Money for investment
Capital expenditures

You will get clarity in capital expenditure for a company how to categorise it and methods for approve a capex in this post.

CAPEX

An expenditure incurred to apperciate your networth it said to be capital expenditure. Simple to remind you is a house, car, a mobile etc.

In factories and plants, expenditures made for machineries and equipements. Categorisation of this expense as revex or capex is always a disbute. Because for people who are in factories or plants as superivisors / managers have different opinion. They will say book it capex if revex budget is not available. In many companies, revenue expenditures are defined. No body can book in excess of budget.

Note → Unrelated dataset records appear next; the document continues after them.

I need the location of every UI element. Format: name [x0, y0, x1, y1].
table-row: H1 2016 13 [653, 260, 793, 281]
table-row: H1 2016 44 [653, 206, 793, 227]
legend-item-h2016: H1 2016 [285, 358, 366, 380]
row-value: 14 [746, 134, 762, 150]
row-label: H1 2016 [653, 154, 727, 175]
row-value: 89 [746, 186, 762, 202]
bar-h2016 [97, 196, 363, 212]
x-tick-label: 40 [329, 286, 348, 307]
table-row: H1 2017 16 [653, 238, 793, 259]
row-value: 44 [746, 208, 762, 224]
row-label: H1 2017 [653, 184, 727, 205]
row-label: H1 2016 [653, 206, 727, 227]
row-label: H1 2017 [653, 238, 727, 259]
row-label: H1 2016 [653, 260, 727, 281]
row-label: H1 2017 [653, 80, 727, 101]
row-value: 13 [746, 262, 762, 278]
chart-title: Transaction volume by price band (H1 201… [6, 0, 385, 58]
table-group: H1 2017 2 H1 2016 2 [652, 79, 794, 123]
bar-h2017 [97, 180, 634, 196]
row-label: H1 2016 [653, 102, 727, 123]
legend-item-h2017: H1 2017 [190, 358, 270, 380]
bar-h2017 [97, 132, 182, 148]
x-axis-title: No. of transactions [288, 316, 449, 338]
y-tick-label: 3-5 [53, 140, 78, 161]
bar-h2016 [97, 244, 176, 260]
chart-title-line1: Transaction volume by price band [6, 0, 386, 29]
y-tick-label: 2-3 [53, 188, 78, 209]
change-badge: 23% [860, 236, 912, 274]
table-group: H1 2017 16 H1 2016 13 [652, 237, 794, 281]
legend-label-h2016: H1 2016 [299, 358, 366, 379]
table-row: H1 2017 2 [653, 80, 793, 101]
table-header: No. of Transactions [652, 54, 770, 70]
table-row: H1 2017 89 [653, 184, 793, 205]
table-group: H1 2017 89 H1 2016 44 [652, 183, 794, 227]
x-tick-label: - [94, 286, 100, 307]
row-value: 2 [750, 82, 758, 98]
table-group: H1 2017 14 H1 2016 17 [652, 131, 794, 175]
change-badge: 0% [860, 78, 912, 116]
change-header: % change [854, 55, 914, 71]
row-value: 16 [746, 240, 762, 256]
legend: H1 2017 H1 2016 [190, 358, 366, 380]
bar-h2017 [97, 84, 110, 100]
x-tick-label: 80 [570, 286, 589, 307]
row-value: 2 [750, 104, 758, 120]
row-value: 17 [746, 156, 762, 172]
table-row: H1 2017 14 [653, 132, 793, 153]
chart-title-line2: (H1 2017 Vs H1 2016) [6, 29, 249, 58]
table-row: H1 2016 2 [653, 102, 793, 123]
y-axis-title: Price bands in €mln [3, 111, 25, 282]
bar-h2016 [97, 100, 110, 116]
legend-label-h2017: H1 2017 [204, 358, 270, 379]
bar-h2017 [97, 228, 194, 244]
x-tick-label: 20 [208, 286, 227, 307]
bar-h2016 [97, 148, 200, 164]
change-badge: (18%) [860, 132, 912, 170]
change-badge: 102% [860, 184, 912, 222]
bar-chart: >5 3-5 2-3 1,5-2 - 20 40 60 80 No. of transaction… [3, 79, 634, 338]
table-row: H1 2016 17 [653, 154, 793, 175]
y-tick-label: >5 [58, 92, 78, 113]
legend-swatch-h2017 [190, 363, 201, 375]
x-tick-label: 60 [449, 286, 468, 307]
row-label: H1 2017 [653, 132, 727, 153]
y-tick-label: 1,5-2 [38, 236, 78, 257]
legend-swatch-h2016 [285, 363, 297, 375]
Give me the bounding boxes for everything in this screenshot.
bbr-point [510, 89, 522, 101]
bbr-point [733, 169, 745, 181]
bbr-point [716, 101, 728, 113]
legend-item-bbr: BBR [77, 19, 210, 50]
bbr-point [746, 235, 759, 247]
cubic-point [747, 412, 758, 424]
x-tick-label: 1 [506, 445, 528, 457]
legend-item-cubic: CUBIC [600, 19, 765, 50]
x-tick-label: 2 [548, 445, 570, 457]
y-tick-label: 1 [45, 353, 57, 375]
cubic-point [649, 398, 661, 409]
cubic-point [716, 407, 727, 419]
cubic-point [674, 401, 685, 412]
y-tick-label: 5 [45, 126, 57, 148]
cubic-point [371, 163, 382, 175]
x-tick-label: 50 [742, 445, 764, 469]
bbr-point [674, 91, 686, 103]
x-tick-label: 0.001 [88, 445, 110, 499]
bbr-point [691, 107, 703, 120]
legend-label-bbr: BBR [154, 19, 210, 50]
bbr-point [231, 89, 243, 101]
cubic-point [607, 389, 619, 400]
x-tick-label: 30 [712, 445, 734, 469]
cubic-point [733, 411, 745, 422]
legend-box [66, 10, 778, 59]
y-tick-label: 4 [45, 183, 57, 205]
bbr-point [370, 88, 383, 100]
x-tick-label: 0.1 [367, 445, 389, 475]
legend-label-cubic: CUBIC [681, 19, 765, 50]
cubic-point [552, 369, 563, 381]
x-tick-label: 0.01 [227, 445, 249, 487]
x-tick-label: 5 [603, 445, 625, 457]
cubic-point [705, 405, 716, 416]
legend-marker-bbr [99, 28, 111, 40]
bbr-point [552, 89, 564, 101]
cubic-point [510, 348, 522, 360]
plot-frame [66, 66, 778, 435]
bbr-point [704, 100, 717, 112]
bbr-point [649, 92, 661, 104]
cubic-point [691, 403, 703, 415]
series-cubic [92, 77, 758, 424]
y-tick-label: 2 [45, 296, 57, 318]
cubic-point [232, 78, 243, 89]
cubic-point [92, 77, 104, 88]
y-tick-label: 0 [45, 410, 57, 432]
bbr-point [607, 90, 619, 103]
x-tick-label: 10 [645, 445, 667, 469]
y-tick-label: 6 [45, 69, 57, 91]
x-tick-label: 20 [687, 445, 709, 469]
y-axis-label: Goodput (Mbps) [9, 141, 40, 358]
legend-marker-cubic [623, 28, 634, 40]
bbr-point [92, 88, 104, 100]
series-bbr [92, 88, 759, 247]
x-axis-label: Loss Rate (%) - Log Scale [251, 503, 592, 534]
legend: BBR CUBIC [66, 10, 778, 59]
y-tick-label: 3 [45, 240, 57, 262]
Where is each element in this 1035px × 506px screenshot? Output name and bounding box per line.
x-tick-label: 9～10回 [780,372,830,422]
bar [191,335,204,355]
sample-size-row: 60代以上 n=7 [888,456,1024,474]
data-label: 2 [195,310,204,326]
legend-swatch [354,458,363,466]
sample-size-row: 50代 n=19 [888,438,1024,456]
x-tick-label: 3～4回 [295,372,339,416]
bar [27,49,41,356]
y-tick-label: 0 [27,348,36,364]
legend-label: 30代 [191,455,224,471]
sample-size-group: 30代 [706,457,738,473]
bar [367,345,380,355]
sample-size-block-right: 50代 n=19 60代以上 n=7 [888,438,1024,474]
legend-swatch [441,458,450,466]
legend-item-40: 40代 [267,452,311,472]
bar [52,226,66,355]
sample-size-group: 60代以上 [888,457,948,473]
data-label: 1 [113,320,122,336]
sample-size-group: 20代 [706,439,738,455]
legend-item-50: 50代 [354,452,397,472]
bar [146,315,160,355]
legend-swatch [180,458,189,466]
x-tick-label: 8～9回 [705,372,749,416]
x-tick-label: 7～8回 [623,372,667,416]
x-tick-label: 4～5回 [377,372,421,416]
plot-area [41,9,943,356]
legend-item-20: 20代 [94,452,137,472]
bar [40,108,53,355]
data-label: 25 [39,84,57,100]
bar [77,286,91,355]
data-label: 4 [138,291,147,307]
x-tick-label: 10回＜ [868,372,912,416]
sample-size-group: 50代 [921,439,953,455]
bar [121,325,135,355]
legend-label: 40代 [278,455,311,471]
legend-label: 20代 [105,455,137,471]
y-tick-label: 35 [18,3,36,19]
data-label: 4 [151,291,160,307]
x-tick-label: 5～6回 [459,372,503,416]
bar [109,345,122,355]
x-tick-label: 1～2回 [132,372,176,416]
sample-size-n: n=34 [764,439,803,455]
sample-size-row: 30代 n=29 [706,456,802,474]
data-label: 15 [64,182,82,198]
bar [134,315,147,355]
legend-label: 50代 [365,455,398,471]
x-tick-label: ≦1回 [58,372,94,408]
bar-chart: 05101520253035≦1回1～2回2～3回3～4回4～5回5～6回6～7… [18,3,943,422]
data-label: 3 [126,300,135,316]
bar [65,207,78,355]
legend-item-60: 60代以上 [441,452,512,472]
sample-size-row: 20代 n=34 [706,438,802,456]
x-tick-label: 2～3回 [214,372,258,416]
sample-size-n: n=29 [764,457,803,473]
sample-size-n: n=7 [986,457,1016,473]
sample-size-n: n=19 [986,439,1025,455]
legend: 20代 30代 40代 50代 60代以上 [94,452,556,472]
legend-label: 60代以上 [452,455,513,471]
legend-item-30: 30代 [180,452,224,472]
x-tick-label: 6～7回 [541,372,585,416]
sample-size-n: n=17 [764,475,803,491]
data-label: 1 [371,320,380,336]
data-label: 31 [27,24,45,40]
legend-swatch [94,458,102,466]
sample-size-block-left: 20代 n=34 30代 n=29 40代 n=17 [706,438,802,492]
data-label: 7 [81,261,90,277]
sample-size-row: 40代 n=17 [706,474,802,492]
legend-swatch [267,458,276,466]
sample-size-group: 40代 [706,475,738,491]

So, Capex booking in financial books is so much complicated for a professional from the begining of the approval. Many decisions are made at the time of statuory audit.

First you have to clear that

  • Capex is an investment for the company.
  • Expense budget to be given based on the project not based on amount.
  • Return of investment to be montiored.

 

  • Return on Investment – ROI

So Return on investment is the measure to approve the capex. So what are the things to be known for ROI?

 

Initial cash flow : In my perspective, investment in capital expenditure is not to locked or controlled based on initial investment. Return on this investment is to be the measure for that. So, determine how much capital required for a business or project to explained in deail.

Forecast cash flow from the investment : Find out the future expected cash flow for the company out of this project is main function. It may be defined in two terms

  • Free cash flow or
  • Profit on investment

Determine the minimum rate of return for the company:   Sometimes, rate of return will be less than the profit percentage of a company. Comparing with bank interest rate is seems it is relavant. Because it is return on investment not return on sales. So be clear in comparing profit percentage and ROI percentage.

  • Four method of ROI calculation

    1. Payback,
    2. Net present value,
    3. Internal rate of return, and
    4. Profitability index

Payback :

It is defined in terms of time – months / years. So your return of investment will cover within shorter period means it is better.

Net present value:

Both cash inflows and outflows by the project will be valued at present by discounting method. If cash is in possitive and higher then project seems better.

IRR – Internal Rate of return

The cashflows of present and future ie., expenditures are valued at present by using formulaes. If it is higher then the capex is better to select.

Profitabiltiy index

The profitability index (PI), also knows as profit investment ratio (PIR) and value investment ratio (VIR) is the ratio of payoff to investment of a proposed project. It is an indication of the costs and benefits of investing in a particular capital project by a business firm. It is a cost/benefit ratio used in capital budgeting financial analysis.

Capital budgeting

Now, How you are managing your company projects. Give your thoughts here.

Let’s Examine Using Historical Reference.Over the past years, companies have typically spent money for capital expenditures for a number of reasons, such as, the need to replace older existing equipment or acquire new equipment to grow their business, or complete some major repairs to a building. Later, when efficiency improvement became more popular (and such equipment became available), companies started to replace current equipment with more efficient ones in order to gain efficiency by reducing man power (by automating processes), waste, and energy.

Questions from the approvers start to fuse from all directions:

  • How much of this project is saving energy and how much is simply to make us look greener?
  • I do not understand this project, how do we measure the immediate benefits for the company?
  • Do we do use standard methods such as Payback, NPV, IRR?
  • Can we get grants for the project?
  • How many grants are we sure to get and how much are based on your internal guesstimates?
  • Is this is for safety reasons? Why was it safe last year and all of a sudden, it is now not safe? What changed?
  • Are we are replacing because of legislation? Which legislation is it? We just changed the equipment last year; can we continue as we are doing now?

After approval of  capex

  1. Monitor the capex made during the period
  2. Confirm the asset is installed or working
  3. Capitalise the asset in books
  4. Get installation certificate from the owner of the project.

To monitor the budget, ERP like SAP having options and separate modules. Asset Accounting in SAP fico is more useful. It gives separate internal order number for each project. Once project budget completed they cant book beyond the expenses already made. Finance professional can monitor the expenditures in single sheet.

Documentation of installation and completion of projects also become essential for book closure, depreciation run, statutory audit.

Hope it is useful for you. Please give your thoughts.